Lance Dopestrong wrote:I'm in no ones 'side' except my own. I can see pros and cons both ways, and being retired with several im dependent income streams I'm fairly well insulated from it. Ultimately, whether the UK is in or out is of little concern to me. What I don't like though is being told that I'm a (insert childish name or rude word) if I were to vote a certain way.
Reason with me, inform me, persuade me, and do so in a polite and adult manner, and I will respond positively. Start getting ansty with me and, like many waverers, I'll dig my heels in. The left pushed the middle ground away with such behaviour, and having done so are in denial and still continuing with the same tactics. Let's see where it gets them.
Best of three, anyone?
The insults seem to be not about the way someone voted but rather about their lack of reason; or their made-up-stuff "reasons". One can understand the angst and subsequent heated language, as people believe a decision (a vote one way or the other) has been made that will have extremely serious consequences. But many (most) seem to have voted based on some sort of infantile emotional state rather than their own (or anyone else's) self-interest. The consequences are now always portrayed in extreme and often hysterical language.
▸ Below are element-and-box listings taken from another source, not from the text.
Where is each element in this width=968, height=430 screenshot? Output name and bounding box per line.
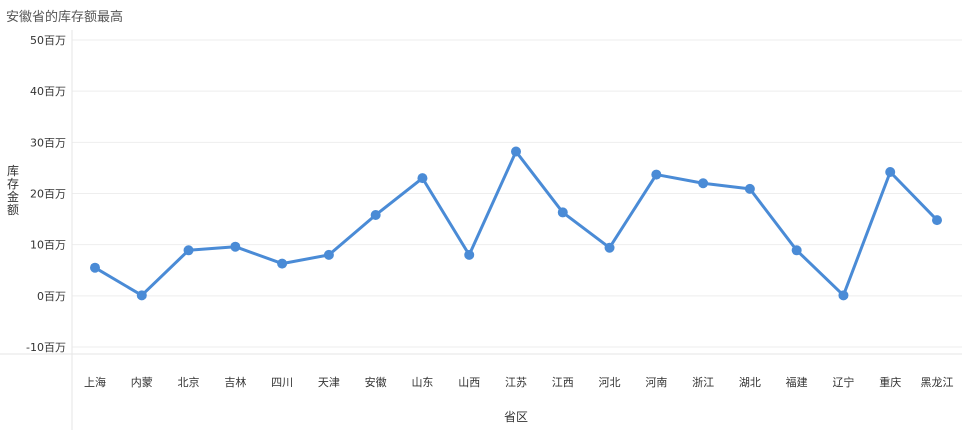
- x-tick-label: 辽宁: [832, 375, 854, 389]
- x-tick-label: 山东: [411, 376, 433, 389]
- y-tick-label: 20百万: [30, 188, 66, 201]
- y-tick-label: 10百万: [30, 239, 66, 252]
- x-axis-ticks: 上海 内蒙 北京 吉林 四川 天津 安徽 山东 山西 江苏 江西 河北 河南 浙江 湖北 福建 辽宁 重庆 黑龙江: [84, 375, 954, 389]
- y-axis-title: 库存金额: [7, 163, 19, 217]
- x-tick-label: 河南: [645, 376, 667, 389]
- data-point: [604, 242, 615, 253]
- x-tick-label: 福建: [786, 375, 808, 389]
- x-tick-label: 四川: [271, 376, 293, 389]
- series-line: [94, 150, 939, 297]
- data-point: [136, 290, 147, 301]
- data-point: [838, 290, 849, 301]
- x-tick-label: 江西: [552, 376, 574, 389]
- data-point: [370, 209, 381, 220]
- data-point: [698, 178, 709, 189]
- x-tick-label: 重庆: [879, 375, 901, 389]
- data-point: [464, 249, 475, 260]
- x-axis-title: 省区: [504, 410, 528, 424]
- y-tick-label: -10百万: [26, 341, 66, 354]
- y-tick-label: 0百万: [37, 290, 66, 303]
- chart-title: 安徽省的库存额最高: [6, 10, 124, 25]
- x-tick-label: 吉林: [224, 375, 246, 389]
- data-point: [557, 207, 568, 218]
- x-tick-label: 北京: [178, 375, 200, 389]
- x-tick-label: 天津: [318, 376, 340, 389]
- x-tick-label: 浙江: [692, 376, 714, 389]
- x-tick-label: 江苏: [505, 376, 527, 389]
- series: [90, 146, 942, 301]
- data-point: [230, 241, 241, 252]
- x-tick-label: 山西: [458, 376, 480, 389]
- data-point: [277, 258, 288, 269]
- data-point: [885, 167, 896, 178]
- x-tick-label: 内蒙: [131, 375, 153, 389]
- y-tick-label: 30百万: [30, 136, 66, 149]
- data-point: [651, 169, 662, 180]
- data-point: [511, 146, 521, 157]
- data-point: [323, 249, 334, 260]
- data-point: [791, 245, 802, 256]
- data-point: [183, 245, 194, 256]
- x-tick-label: 黑龙江: [921, 376, 954, 389]
- y-tick-label: 40百万: [30, 85, 66, 98]
- data-point: [417, 173, 428, 184]
- x-tick-label: 上海: [84, 375, 106, 389]
- x-tick-label: 安徽: [365, 375, 387, 389]
- data-point: [90, 262, 100, 273]
- gridlines: [72, 39, 962, 348]
- y-tick-label: 50百万: [30, 34, 66, 47]
- data-point: [744, 183, 755, 194]
- x-tick-label: 湖北: [739, 376, 761, 389]
- axes: [0, 30, 962, 430]
- data-point: [932, 215, 942, 226]
- x-tick-label: 河北: [599, 376, 621, 389]
- y-axis-ticks: 50百万 40百万 30百万 20百万 10百万 0百万 -10百万: [26, 34, 66, 354]
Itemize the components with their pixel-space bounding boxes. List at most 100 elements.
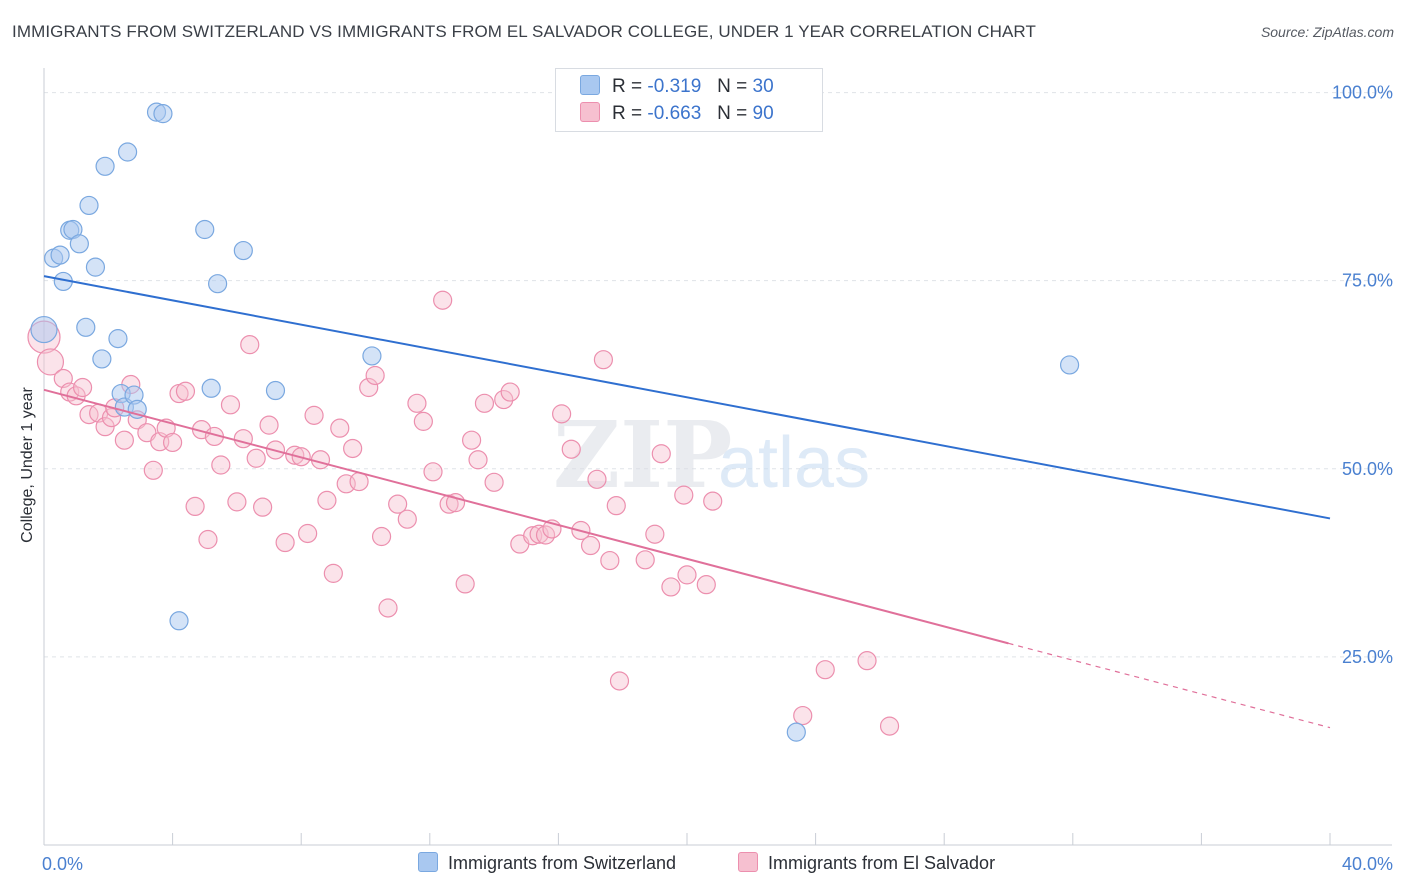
y-tick-label: 75.0% — [1342, 271, 1393, 291]
switzerland-point — [208, 274, 228, 294]
el-salvador-point — [233, 429, 253, 449]
el-salvador-point — [163, 432, 183, 453]
el-salvador-point — [388, 494, 408, 514]
el-salvador-point — [793, 705, 813, 726]
el-salvador-point — [651, 444, 671, 464]
el-salvador-point — [397, 509, 417, 529]
el-salvador-point — [468, 450, 488, 470]
el-salvador-point — [298, 523, 318, 544]
chart-title: IMMIGRANTS FROM SWITZERLAND VS IMMIGRANT… — [12, 22, 1036, 41]
el-salvador-point — [600, 550, 620, 571]
legend-item-switzerland[interactable]: Immigrants from Switzerland — [418, 852, 676, 874]
switzerland-point — [76, 317, 96, 337]
el-salvador-point — [317, 490, 337, 510]
el-salvador-point — [72, 377, 93, 398]
legend-swatch-el-salvador — [738, 852, 758, 872]
el-salvador-point — [413, 411, 433, 431]
el-salvador-point — [220, 395, 241, 415]
tick-labels: 25.0% 50.0% 75.0% 100.0% 0.0% 40.0% — [42, 83, 1393, 874]
legend-row-switzerland: R = -0.319 N = 30 — [580, 75, 774, 97]
switzerland-point — [50, 245, 70, 265]
legend-row-el-salvador: R = -0.663 N = 90 — [580, 102, 774, 124]
switzerland-point — [95, 156, 115, 176]
el-salvador-point — [561, 439, 581, 459]
switzerland-point — [195, 219, 215, 240]
el-salvador-point — [606, 496, 626, 516]
gridlines — [44, 92, 1392, 658]
switzerland-point — [265, 380, 286, 401]
el-salvador-point — [423, 462, 443, 482]
el-salvador-point — [587, 469, 607, 489]
el-salvador-point — [879, 716, 900, 736]
switzerland-trend-line — [43, 275, 1331, 520]
el-salvador-point — [359, 377, 379, 398]
switzerland-point — [153, 104, 173, 124]
y-axis-label: College, Under 1 year — [19, 387, 36, 543]
switzerland-point — [92, 349, 112, 369]
el-salvador-point — [323, 563, 343, 583]
el-salvador-point — [407, 393, 427, 413]
legend-swatch-blue — [580, 75, 600, 95]
el-salvador-point — [857, 651, 877, 671]
el-salvador-point — [227, 492, 247, 512]
switzerland-point — [79, 195, 99, 216]
switzerland-point — [69, 234, 89, 254]
legend-label-el-salvador: Immigrants from El Salvador — [768, 853, 996, 873]
el-salvador-point — [593, 350, 614, 370]
el-salvador-point — [114, 430, 134, 450]
el-salvador-point — [304, 405, 324, 425]
el-salvador-point — [529, 524, 549, 544]
y-tick-label: 25.0% — [1342, 647, 1393, 667]
switzerland-point — [201, 378, 221, 398]
legend-swatch-switzerland — [418, 852, 438, 872]
legend-n-label: N = — [717, 76, 748, 97]
el-salvador-point — [703, 491, 723, 511]
el-salvador-point — [378, 598, 398, 618]
el-salvador-points — [27, 290, 900, 736]
el-salvador-point — [211, 455, 231, 475]
legend-item-el-salvador[interactable]: Immigrants from El Salvador — [738, 852, 995, 874]
el-salvador-trend-extension — [1008, 642, 1331, 729]
axes — [43, 68, 1392, 846]
el-salvador-point — [674, 485, 694, 505]
el-salvador-point — [677, 565, 697, 585]
switzerland-point — [30, 315, 58, 344]
el-salvador-trend-line — [43, 388, 1009, 645]
el-salvador-point — [635, 550, 655, 570]
el-salvador-point — [661, 577, 681, 597]
watermark-zip: ZIP — [553, 401, 732, 509]
source-label: Source: ZipAtlas.com — [1260, 24, 1394, 40]
el-salvador-point — [433, 290, 453, 310]
el-salvador-point — [79, 405, 99, 425]
switzerland-point — [233, 240, 253, 261]
el-salvador-point — [645, 524, 665, 544]
el-salvador-point — [371, 526, 392, 547]
el-salvador-point — [143, 460, 163, 480]
el-salvador-point — [696, 575, 716, 595]
legend-label-switzerland: Immigrants from Switzerland — [448, 853, 677, 873]
el-salvador-point — [246, 448, 266, 468]
switzerland-point — [1059, 355, 1080, 375]
switzerland-point — [108, 329, 128, 349]
x-tick-label: 0.0% — [42, 854, 83, 874]
el-salvador-point — [609, 671, 630, 691]
legend-r-value: -0.663 — [647, 103, 702, 124]
legend-n-label: N = — [717, 103, 748, 124]
x-tick-label: 40.0% — [1342, 854, 1393, 874]
el-salvador-point — [580, 535, 601, 556]
legend-r-label: R = — [612, 76, 643, 97]
el-salvador-point — [552, 404, 572, 424]
legend-n-value: 30 — [752, 76, 774, 97]
switzerland-point — [85, 257, 106, 277]
el-salvador-point — [253, 497, 273, 517]
el-salvador-point — [494, 389, 514, 410]
el-salvador-point — [484, 472, 504, 492]
el-salvador-point — [36, 348, 65, 376]
el-salvador-point — [240, 335, 260, 355]
trend-lines — [43, 275, 1331, 729]
el-salvador-point — [461, 430, 482, 450]
el-salvador-point — [455, 574, 475, 594]
watermark-atlas: atlas — [718, 423, 870, 503]
el-salvador-point — [365, 365, 385, 386]
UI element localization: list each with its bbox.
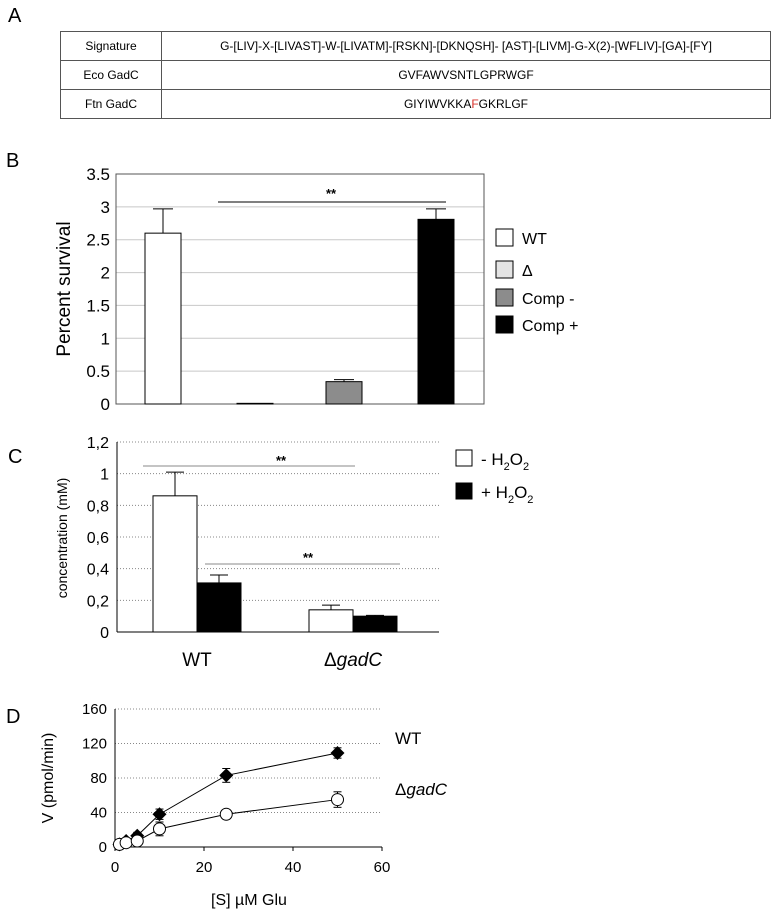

I find a lot of my friends and acquaintances voted leave. At first I attempted to ask them why, in a genuinely interested way (I was a near non-voter because I had no confidence in my ability to understand the consequences, one way or another). It rapidly became clear that no leaver had any reasons other than a set of xenophobic prejudices of some degree, wafted into a hot burn by reading of the Daily Hate Mail and/or The Torygraph. The remainers also seemed to lack their own reasons, other than the more liberal inclination not to hate foreigners or fear multi-culturalism, as recommended by The Grauniad or similar.
I know of no one at all who voted based on their own everyday experiences. All of their thinking on the matter was dictated by the mass media, who are shallow, partisan and (these days) mostly lumps of potted PR from various PR agencies in the employ or various axe-grinders.
I still think very few have any real understanding of the consequences, one way or the other. I know I don't (other than worrying about the history lesson of a fragmented and nationalistic Europe). The government certainly doesn't - wishful thunks all 'round.
In all events, I avoid the subject like the plague now. People have not so much lost all reason (they never had it) as gained a set of hysterical knee-jerk responses to any issue about Brexit that might arise.
Cugel
“Practical men who believe themselves to be quite exempt from any intellectual influence are usually the slaves of some defunct economist”.